Fishing Industry Reps Rip Partial WA Lead Ban

Fishing industry representatives are deriding a partial lead-fishing-tackle ban on a dozen lakes in Washington that will go into effect next spring.

The new rules passed last weekend to protect rare common loons from ingesting weights and jigs and dying from lead toxicosis missed the mark on several levels, they say.

“Saturday will go down in Washington history as a landmark day in the restriction of fishing opportunity for all outdoorsmen, not just trout fishing,” says Marc Marcantonio, a former fisheries biologist, tournament bass angler and lead-tackle manufacturer who lives in Steilacoom. “This was not a scientific decision, but a political one.”

American Sportfishing Association vice president Gordon Robertson says the issue of lead and loons is an emotional one, but “in reality, only a small number of loons die each year from ingesting a lead sinker or jig. Other mortality factors – shoreline development, pollutants such as sewage and run-off – account for the vast majority of loon and other waterfowl deaths.”

In a press release, he also says that loon advocates can point to only nine deaths in the past 13 years as directly attributable to swallowing lead tackle. Only two of those were on the lakes in question, Marcantonio says, a total he calls “statistically insignificant.”

The new rules, passed unanimously by the eight members of the Washington Fish & Wildlife Commission in attendance Dec. 4 (Chairwoman Miranda Wecker was absent), will prohibit anglers from using lead weights and jigs measuring an inch and a half or less along their longest axis at:

Ferry and Swan Lakes, Ferry County

Calligan and Hancock Lakes, King County

Bonaparte, Blue and Lost Lakes, Okanogan County

Big Meadow, South Skookum and Yocum Lakes, Pend Oreille County

Pierre Lake, Stevens County

Hozomeen Lake, Whatcom County.

Commissioners also banned flies with lead at Long Lake in Ferry County.

All 13 waters are known loon breeding grounds. They’re mostly mountain lakes stocked by the state with trout fry, though at least two get catchables annually and one of those, Pierre, also features bass fishing. Some have U.S. Forest Service campgrounds. The three in Western Washington, however, are difficult to access.

BLUE STARS INDICATE THE LOCATION OF THE LAKES WHERE PARTIAL LEAD RESTRICTIONS WILL GO INTO EFFECT MAY 1, 2011. (WDFW)

You will still be able to fish them with spinners, spoons, plugs, plastics, unweighted flies and nonlead-based jigs. Nonlead-based weights will be allowed too.

The original proposal came up last year and would have outlawed lead weights of 1/2 ounce or less and jigs under an inch and a half, but the commission followed WDFW staff advice and tabled the proposal for more study.

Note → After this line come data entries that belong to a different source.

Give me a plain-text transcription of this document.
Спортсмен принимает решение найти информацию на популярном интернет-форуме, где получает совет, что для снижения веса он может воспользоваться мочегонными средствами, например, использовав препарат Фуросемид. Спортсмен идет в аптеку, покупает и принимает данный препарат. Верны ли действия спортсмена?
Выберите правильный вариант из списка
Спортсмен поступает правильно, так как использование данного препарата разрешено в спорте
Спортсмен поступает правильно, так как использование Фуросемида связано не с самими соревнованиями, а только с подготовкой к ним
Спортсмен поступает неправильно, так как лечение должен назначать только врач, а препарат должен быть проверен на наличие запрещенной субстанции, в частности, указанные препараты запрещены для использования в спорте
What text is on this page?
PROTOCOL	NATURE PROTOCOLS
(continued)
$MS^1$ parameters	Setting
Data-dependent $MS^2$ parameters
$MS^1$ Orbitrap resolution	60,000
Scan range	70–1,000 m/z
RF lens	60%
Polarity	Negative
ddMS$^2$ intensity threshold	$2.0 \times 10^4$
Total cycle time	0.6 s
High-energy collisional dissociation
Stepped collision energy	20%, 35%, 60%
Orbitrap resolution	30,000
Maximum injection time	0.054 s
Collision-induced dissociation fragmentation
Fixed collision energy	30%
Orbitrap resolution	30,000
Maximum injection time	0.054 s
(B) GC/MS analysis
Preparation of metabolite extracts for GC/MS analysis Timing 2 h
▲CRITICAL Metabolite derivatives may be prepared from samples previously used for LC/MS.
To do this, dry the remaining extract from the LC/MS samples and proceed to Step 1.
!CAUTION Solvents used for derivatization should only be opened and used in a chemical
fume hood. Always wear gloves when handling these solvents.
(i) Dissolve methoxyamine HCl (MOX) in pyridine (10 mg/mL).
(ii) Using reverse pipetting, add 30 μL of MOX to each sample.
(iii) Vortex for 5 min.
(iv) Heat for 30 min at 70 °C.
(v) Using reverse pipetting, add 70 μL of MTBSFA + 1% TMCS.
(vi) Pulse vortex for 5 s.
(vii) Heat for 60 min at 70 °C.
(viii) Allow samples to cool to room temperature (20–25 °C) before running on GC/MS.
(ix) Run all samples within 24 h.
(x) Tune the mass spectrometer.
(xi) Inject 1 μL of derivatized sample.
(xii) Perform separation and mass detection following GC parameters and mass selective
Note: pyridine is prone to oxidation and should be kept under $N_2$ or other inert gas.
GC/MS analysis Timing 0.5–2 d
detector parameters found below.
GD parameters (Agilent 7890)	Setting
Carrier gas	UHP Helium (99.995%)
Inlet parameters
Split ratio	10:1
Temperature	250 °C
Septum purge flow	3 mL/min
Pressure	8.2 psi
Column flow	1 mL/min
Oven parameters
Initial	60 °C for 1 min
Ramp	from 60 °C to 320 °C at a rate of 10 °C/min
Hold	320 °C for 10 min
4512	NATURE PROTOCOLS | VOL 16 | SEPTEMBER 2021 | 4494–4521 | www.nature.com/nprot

A citizen’s advisory group was formed, including members of the sportfishing and loon advocacy communities. Then, last summer, after looking at science WDFW had collected, it was asked to rate four regulatory options, from a complete ban on all lead tackle at the 13 lakes to two different partial bans to keeping all gear options legal. The poles — total and no bans — got the most support.

While Marcantonio, Robertson and others question the science, one of the commissioners points to it as the reason he voted for the partial restriction.

“While I supported it for conservation of loons, I did this because of good data and good science,” Commissioner Rollie Schmitten of Lake Wenatchee told this blog earlier this week. “I would be cautious about a proliferation of other similar proposals without good data and good science.”

However, Marcantonio says a 2010 paper on loons was ignored. It’s a 187-page dissertation by University of Massachusetts-Amherst grad student Kyle P. McCarthy that evaluates what disturbs loons at remote Lake Umbagog on the New Hampshire-Maine border and how global warming is moving the species north. Washington is at the southern edge of their range.

The fishery advocates are also disappointed that the Fish & Wildlife Commission passed on their alternate approach to dealing with the issue.

It “incorporated a comprehensive community-based, scientific study of loon and waterfowl mortality and an education program for fishing and boating enthusiasts to minimize disturbances and threats to loons and other water birds,” says the press release from ASA as well as The Washington Chapter of the Bass Anglers Sportsmen’s Society, The Bass Federation, the Cascade Musky Association and Northwest Sportfishing Industry Association.

“Our proposal provided a measured and studied approach to a decision that should not have been made until adequate data was available,” said Mark Byrne with Washington B.A.S.S.

The fear is that the new rules are a wedge to open more restrictive regulations that will extend well beyond a baker’s dozen of somewhat remote lakes.

“The environmentalists will use this decision in many future opportunities as leverage to stop the use of hooks, line, and anything else that they can think of by saying it may hurt loons, or whales, or any other animal they can imagine,” argues Marcantonio. “Anglers and hunters have no idea how they were just stabbed in the back by the very agency that is supposed to serve them. Director Phil Anderson wants support from anglers and he treats them like this?”